Intel declined to make Mr. Swan and Mr. Gelsinger available for interviews.
Many of Intel’s key leadership departures in recent years occurred under Brian Krzanich, the chief executive who was forced out in 2018 after a consensual affair with a subordinate. But Intel suffered a blow last year when Jim Keller, a celebrated engineer who was helping to overhaul development processes, left the company.
Venkata Renduchintala, a former Qualcomm manager who had been trying to help Intel recover from its manufacturing problems, also departed in 2020 after Intel disclosed that its next production process would be delayed.

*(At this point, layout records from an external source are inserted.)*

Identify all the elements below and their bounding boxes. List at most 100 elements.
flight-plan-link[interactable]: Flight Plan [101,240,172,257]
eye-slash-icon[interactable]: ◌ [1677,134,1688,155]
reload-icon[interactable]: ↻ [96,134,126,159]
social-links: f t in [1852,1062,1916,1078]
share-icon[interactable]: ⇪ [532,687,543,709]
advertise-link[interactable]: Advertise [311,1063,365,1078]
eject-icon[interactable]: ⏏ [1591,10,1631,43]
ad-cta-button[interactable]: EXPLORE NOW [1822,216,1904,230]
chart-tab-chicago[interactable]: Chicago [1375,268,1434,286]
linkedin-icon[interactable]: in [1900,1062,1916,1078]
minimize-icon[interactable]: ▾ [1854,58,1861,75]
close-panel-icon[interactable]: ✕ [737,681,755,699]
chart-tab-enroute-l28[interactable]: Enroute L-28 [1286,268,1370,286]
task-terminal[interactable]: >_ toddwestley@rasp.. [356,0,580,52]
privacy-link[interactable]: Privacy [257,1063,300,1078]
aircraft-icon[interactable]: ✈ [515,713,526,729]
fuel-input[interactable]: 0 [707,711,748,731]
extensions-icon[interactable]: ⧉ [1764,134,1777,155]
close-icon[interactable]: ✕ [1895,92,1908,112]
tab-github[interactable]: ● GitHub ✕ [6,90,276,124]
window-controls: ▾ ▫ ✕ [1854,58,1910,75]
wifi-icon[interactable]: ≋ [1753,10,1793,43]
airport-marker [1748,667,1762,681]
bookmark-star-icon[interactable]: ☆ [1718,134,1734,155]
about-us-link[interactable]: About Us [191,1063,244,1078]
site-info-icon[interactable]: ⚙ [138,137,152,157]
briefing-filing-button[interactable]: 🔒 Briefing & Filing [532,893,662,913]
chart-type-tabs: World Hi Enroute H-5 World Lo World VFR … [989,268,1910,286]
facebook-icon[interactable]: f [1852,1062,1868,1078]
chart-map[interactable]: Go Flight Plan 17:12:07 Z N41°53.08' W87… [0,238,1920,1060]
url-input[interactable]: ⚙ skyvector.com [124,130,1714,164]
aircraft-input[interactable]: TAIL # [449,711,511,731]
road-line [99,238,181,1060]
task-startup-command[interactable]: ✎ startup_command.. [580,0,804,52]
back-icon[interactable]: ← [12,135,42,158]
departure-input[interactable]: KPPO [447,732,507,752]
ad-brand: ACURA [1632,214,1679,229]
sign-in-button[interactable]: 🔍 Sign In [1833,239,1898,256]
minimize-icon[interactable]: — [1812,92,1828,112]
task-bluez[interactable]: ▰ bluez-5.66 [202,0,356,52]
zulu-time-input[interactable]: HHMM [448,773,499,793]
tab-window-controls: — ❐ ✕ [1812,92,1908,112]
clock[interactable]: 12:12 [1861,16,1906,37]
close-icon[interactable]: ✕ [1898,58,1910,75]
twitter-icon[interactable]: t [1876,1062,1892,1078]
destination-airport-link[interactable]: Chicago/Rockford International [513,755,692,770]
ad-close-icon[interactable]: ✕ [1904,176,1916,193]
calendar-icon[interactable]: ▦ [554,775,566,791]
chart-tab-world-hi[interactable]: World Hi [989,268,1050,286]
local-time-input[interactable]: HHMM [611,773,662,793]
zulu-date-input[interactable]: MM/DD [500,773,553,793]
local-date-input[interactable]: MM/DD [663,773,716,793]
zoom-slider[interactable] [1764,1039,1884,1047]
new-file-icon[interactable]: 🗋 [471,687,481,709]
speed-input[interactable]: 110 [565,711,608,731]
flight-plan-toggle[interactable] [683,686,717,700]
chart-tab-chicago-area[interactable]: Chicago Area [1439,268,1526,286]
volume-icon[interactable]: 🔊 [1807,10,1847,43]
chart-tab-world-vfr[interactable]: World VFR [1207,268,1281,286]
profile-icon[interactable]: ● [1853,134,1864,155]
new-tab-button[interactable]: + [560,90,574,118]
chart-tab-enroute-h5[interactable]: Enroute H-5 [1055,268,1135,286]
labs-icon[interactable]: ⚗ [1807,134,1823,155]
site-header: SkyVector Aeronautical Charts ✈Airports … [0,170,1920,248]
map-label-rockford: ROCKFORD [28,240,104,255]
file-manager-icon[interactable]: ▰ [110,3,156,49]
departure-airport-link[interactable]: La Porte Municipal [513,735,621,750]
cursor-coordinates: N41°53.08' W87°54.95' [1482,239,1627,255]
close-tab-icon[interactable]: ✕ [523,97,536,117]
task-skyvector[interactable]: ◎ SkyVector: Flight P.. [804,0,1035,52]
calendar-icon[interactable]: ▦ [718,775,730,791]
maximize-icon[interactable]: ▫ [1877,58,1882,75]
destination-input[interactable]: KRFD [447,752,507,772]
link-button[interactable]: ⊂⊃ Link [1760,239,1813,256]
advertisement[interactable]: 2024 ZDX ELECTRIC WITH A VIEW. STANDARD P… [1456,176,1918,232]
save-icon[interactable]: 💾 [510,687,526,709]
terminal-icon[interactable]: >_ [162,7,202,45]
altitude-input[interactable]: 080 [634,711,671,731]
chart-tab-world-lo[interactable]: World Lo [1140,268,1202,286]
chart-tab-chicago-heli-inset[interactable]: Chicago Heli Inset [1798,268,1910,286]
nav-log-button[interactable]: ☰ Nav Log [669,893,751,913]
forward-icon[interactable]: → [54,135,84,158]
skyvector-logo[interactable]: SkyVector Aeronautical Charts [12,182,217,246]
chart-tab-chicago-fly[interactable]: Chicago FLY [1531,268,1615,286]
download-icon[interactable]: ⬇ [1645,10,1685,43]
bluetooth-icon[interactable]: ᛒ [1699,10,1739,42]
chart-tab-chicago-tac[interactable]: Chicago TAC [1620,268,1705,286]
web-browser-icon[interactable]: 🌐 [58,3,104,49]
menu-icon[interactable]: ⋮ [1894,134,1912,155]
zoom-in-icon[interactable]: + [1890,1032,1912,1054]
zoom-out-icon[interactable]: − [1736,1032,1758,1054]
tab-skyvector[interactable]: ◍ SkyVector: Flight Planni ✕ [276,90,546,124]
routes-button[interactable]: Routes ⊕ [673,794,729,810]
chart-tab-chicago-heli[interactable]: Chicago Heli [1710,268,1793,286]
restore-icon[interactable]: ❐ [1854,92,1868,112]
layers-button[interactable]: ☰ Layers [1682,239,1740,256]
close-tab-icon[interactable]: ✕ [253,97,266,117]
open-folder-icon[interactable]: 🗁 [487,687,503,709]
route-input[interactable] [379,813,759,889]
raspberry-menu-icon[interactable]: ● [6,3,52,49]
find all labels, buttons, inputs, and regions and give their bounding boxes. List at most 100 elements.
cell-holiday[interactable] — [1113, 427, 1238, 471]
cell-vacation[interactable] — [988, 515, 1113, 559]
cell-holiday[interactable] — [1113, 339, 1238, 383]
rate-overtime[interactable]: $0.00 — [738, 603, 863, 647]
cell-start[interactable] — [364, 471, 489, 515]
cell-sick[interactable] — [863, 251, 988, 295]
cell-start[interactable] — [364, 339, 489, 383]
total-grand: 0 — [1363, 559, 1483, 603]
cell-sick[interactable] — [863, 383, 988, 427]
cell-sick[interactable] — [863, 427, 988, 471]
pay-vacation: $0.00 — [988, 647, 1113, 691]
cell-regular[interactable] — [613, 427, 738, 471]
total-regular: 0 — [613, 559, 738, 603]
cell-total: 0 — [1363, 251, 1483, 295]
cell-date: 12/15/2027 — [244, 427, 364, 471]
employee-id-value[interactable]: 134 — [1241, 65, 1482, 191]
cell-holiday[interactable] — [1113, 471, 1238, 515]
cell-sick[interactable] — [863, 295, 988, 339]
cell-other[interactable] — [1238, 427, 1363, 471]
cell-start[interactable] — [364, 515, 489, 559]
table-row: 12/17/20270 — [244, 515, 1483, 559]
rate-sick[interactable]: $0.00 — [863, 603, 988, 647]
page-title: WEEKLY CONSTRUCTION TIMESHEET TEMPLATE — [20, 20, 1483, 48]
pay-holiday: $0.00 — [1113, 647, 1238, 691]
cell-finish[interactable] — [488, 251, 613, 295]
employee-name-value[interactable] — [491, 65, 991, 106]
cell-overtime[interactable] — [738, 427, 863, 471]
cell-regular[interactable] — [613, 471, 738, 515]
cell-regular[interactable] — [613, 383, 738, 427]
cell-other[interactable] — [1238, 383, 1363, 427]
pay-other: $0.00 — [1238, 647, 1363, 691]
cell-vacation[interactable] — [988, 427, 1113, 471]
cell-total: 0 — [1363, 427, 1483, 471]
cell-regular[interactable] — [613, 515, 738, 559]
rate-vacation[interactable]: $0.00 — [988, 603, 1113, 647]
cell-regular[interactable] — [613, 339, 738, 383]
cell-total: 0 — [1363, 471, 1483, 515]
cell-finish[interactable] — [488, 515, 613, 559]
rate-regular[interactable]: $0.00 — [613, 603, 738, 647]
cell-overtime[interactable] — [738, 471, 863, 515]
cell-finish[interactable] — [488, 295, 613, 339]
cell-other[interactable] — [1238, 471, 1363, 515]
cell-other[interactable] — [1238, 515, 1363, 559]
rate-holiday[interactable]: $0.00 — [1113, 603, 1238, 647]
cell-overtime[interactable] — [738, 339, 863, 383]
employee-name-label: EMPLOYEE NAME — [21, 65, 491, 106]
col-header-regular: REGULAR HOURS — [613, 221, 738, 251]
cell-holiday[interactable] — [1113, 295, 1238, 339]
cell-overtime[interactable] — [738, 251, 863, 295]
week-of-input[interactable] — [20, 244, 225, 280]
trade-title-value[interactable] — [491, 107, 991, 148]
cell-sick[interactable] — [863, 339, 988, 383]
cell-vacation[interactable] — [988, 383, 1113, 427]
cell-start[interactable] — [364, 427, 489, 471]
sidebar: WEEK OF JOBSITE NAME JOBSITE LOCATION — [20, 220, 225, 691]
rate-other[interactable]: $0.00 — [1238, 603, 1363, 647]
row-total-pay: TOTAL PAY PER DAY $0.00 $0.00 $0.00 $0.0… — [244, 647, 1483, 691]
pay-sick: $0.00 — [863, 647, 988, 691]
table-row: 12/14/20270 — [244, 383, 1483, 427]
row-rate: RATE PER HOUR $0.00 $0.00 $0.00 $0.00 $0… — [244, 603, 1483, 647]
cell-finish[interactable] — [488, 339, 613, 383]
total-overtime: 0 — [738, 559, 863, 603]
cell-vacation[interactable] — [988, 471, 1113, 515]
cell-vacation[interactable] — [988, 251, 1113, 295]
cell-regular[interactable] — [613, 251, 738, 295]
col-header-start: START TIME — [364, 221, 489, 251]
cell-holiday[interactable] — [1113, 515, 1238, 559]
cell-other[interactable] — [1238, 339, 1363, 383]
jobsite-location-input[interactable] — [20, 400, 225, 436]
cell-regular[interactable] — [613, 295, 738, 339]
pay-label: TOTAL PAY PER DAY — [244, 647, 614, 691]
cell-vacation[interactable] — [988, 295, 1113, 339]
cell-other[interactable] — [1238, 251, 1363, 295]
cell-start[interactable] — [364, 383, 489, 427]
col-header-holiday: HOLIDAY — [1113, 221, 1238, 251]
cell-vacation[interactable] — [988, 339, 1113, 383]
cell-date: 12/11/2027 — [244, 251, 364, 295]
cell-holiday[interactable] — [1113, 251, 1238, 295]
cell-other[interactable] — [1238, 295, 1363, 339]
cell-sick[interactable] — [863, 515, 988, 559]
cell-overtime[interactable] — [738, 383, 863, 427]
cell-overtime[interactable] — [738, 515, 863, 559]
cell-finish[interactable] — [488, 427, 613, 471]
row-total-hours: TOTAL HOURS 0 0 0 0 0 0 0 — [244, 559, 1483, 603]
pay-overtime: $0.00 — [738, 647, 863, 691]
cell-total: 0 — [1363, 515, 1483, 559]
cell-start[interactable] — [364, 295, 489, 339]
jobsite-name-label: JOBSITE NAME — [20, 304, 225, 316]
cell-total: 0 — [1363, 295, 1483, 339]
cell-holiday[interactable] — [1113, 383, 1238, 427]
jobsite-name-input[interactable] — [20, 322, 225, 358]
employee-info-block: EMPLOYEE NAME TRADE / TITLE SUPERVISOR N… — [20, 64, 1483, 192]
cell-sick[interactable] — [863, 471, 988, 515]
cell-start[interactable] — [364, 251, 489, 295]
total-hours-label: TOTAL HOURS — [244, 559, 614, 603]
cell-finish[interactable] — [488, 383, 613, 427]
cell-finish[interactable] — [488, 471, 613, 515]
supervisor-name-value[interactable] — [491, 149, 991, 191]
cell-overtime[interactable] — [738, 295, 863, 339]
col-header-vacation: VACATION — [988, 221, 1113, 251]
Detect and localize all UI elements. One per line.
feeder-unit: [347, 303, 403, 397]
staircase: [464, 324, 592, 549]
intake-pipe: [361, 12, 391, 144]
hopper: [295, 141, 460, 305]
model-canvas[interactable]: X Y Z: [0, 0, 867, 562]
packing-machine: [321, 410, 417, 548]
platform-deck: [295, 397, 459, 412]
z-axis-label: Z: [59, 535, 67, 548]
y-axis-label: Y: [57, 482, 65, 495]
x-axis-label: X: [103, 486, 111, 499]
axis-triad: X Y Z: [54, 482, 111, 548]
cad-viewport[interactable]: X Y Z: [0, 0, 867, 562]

Mr. Swan, 60, is credited with helping to ease internal squabbling at the company, and spearheaded changes aimed at taking Intel into other markets, such as gear for cellular base stations. He also shed ailing businesses, selling a unit that designed wireless chips to Apple and another making a variety of memory chips to SK Hynix.
But analysts said he lacked the background to make tough technical decisions.
“Chip problems take years to address, and while Swan accomplished a lot, it wasn’t enough,” said Patrick Moorhead, an analyst with Moor Insights & Strategy. He added that he expected Mr. Gelsinger “to focus on the company’s engineering culture.”
Mr. Gelsinger faces daunting issues. One is how to respond to Intel’s manufacturing problems. Besides making engineering improvements, Mr. Swan signaled that Intel might take the radical step of turning beyond its own factories for some of its flagship chips. The company already uses TSMC to make some products, but outsourcing some of its most important processors would be a blow to Intel’s image. The issue is expected to be addressed along with Intel’s fourth quarter financial results on Jan. 21.
Third Point has also raised the issue of whether Intel should continue to keep both design and manufacturing operations and whether it should spin off some unsuccessful acquisitions.
At the same time, Intel must counter invigorated competition from the chip designers Advanced Micro Devices and Nvidia. Both exploit the advanced manufacturing services in Asia, and their share prices have surged while Intel’s has languished.